The article also mentions that Torre will be on Larry King Live on Friday to discuss the book.

Torre Was Not Happy With The Makeup of The Post-2001 Teams

From Neil Best:
Beyond the blunt critiques of Alex Rodriguez and rising tensions with Brian Cashman, one theme dominates "The Yankee Years," the new book "co-authored" by Joe Torre:

That the Yankees of the former manager's final six seasons were a self-absorbed, overpaid imitation of the famously gritty bunch that brought him four rings in his first six years.

"It was just not an unselfish team," Torre says of the revelation that hit him in 2002.

"The team wasn't tough enough . . . A lot of those players are more concerned about what it looks like as opposed to getting dirty and just getting it done. Those other teams, they were ferocious."
I've pretty much felt the exact same way for a number of years now. I also think that the team had lost sight of the importance of a very good pitching staff since the 2003 season ended. That changed this off-season.

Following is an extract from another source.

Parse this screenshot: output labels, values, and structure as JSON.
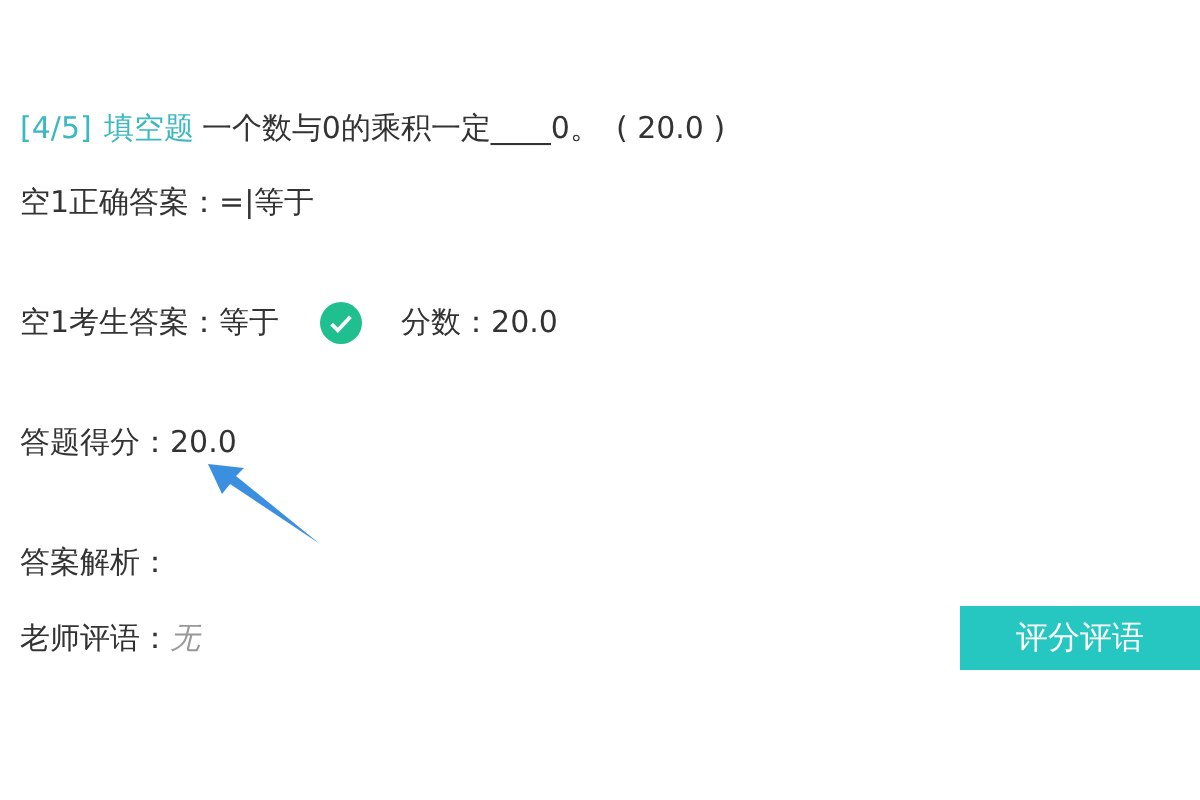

Here's some more quotes about certain Yanks who Torre apparently didn't like:

First Jason Giambi:
"They wanted Jason," Torre says. "George [Steinbrenner] really liked the big bopper. I was outvoted, which was fine."
Then some others:
Kevin Brown breaks his pitching hand punching a concrete pillar. "That's the most -- selfish thing I've ever seen anybody do!" Torre screams at him.

Randy Johnson? "The biggest surprise to me was how Randy Johnson could get rattled."

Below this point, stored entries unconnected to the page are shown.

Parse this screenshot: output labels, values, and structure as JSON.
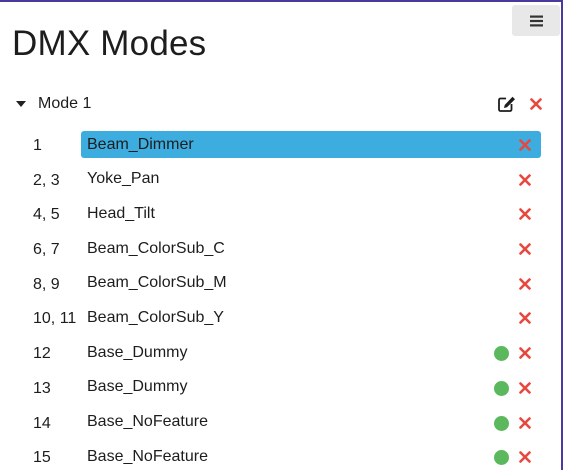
{
  "colors": {
    "accent_selected": "#3dade0",
    "remove_red": "#e8473e",
    "status_green": "#5cb85c",
    "frame_border": "#4b3a9c"
  },
  "toolbar": {
    "menu_icon": "hamburger-icon"
  },
  "page": {
    "title": "DMX Modes"
  },
  "mode": {
    "name": "Mode 1",
    "expanded": true,
    "edit_icon": "edit-icon",
    "delete_icon": "close-icon"
  },
  "channels": [
    {
      "number": "1",
      "name": "Beam_Dimmer",
      "selected": true,
      "status_dot": false
    },
    {
      "number": "2, 3",
      "name": "Yoke_Pan",
      "selected": false,
      "status_dot": false
    },
    {
      "number": "4, 5",
      "name": "Head_Tilt",
      "selected": false,
      "status_dot": false
    },
    {
      "number": "6, 7",
      "name": "Beam_ColorSub_C",
      "selected": false,
      "status_dot": false
    },
    {
      "number": "8, 9",
      "name": "Beam_ColorSub_M",
      "selected": false,
      "status_dot": false
    },
    {
      "number": "10, 11",
      "name": "Beam_ColorSub_Y",
      "selected": false,
      "status_dot": false
    },
    {
      "number": "12",
      "name": "Base_Dummy",
      "selected": false,
      "status_dot": true
    },
    {
      "number": "13",
      "name": "Base_Dummy",
      "selected": false,
      "status_dot": true
    },
    {
      "number": "14",
      "name": "Base_NoFeature",
      "selected": false,
      "status_dot": true
    },
    {
      "number": "15",
      "name": "Base_NoFeature",
      "selected": false,
      "status_dot": true
    }
  ]
}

Carl Pavano? "The players all hated him. It was no secret."
Not many Yankees fans like these guys either, but then again, they didn't wrote a book about it. Still, I'm not angered by any of this --- Sorry guys. But with that said, that doesn't mean that I don't think Torre is wrong for airing his dirty laundry out in the public, I'm just not personally upset by it.

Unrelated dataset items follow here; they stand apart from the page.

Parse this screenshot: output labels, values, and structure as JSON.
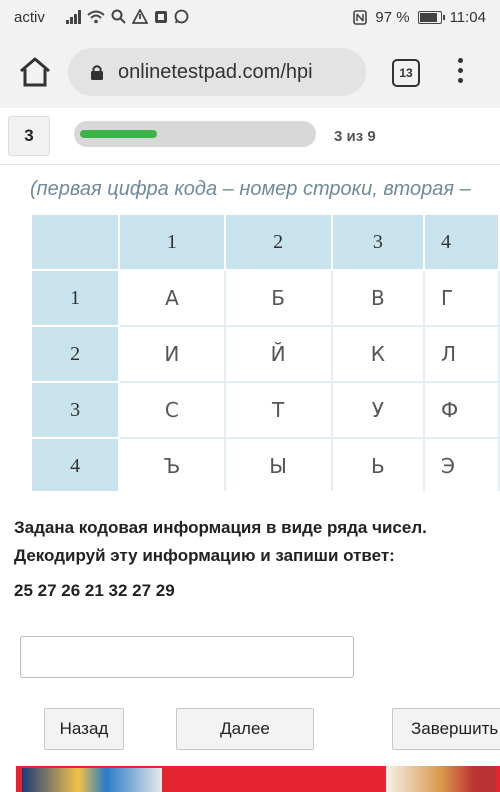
{
  "status": {
    "carrier": "activ",
    "battery": "97 %",
    "time": "11:04"
  },
  "browser": {
    "url": "onlinetestpad.com/hpi",
    "tab_count": "13"
  },
  "quiz": {
    "question_number": "3",
    "progress_text": "3 из 9",
    "progress_fraction": 0.333,
    "hint": "(первая цифра кода – номер строки, вторая –",
    "table": {
      "columns": [
        "1",
        "2",
        "3",
        "4"
      ],
      "rows": [
        {
          "label": "1",
          "cells": [
            "А",
            "Б",
            "В",
            "Г"
          ]
        },
        {
          "label": "2",
          "cells": [
            "И",
            "Й",
            "К",
            "Л"
          ]
        },
        {
          "label": "3",
          "cells": [
            "С",
            "Т",
            "У",
            "Ф"
          ]
        },
        {
          "label": "4",
          "cells": [
            "Ъ",
            "Ы",
            "Ь",
            "Э"
          ]
        }
      ]
    },
    "question_line1": "Задана кодовая информация в виде ряда чисел.",
    "question_line2": "Декодируй эту информацию и запиши ответ:",
    "sequence": "25 27 26 21 32 27 29",
    "answer_value": ""
  },
  "buttons": {
    "back": "Назад",
    "next": "Далее",
    "finish": "Завершить"
  }
}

Wright Designated For Assignment

Yankees left-hander Chase Wright has been designated for assignment to make room for Andy Pettitte on the 40-man roster. The Yanks now have ten days to trade Wright, to outright him to the minors, or to put him on waivers.

A-Rod Not Bothered By Torre Book

From John Harper:

Alex Rodriguez told friends Monday that he is "not bothered at all" by the reports that Joe Torre apparently took some shots at him in his forthcoming book, and dismissed talk of an "A-Fraud" persona or any Derek Jeter obsession as old news that no longer applies to his standing in the Yankee clubhouse.

"He laughed at the stuff because he is so beyond all of that," one person close to A-Rod said Monday. "Personally he feels like he's in a great space in his life and felt very comfortable last year in the clubhouse and with his relationship with his teammates."

As for Torre, A-Rod indicated that anything his former manager may say about him couldn't hurt him because, as one friend put it, "He doesn't feel like he had any real relationship with (Torre)."

In fact, people close to A-Rod say that he heard Torre characterized him as "a pretty boy" to his confidants during the four years they were together as player and manager, that Torre's close relationship with Jeter kept him from ever warming up to A-Rod.

A-Rod also told people that nothing Torre could say would be more revealing of how he felt about his player than the act of batting him eighth in the lineup in Game 4 of the 2006 playoff series with the Tigers.

"Alex was really hurt by that," one friend of A-Rod's said Monday. "He believed that Torre did that to embarrass him and he knew then what Torre thought of him.

"So anything that comes out now wouldn't compare to that. He's just surprised that Torre would talk about these kinds of things because he always told the players the clubhouse and the bond with teammates was sacred, and not to be broken this way."

Without reading the book and knowing exactly what's in it, this is clearly Joe's worst offense (so far). Torre does come out looking like a hypocrite with this book. So in that respect I agree with some of you who are bashing him.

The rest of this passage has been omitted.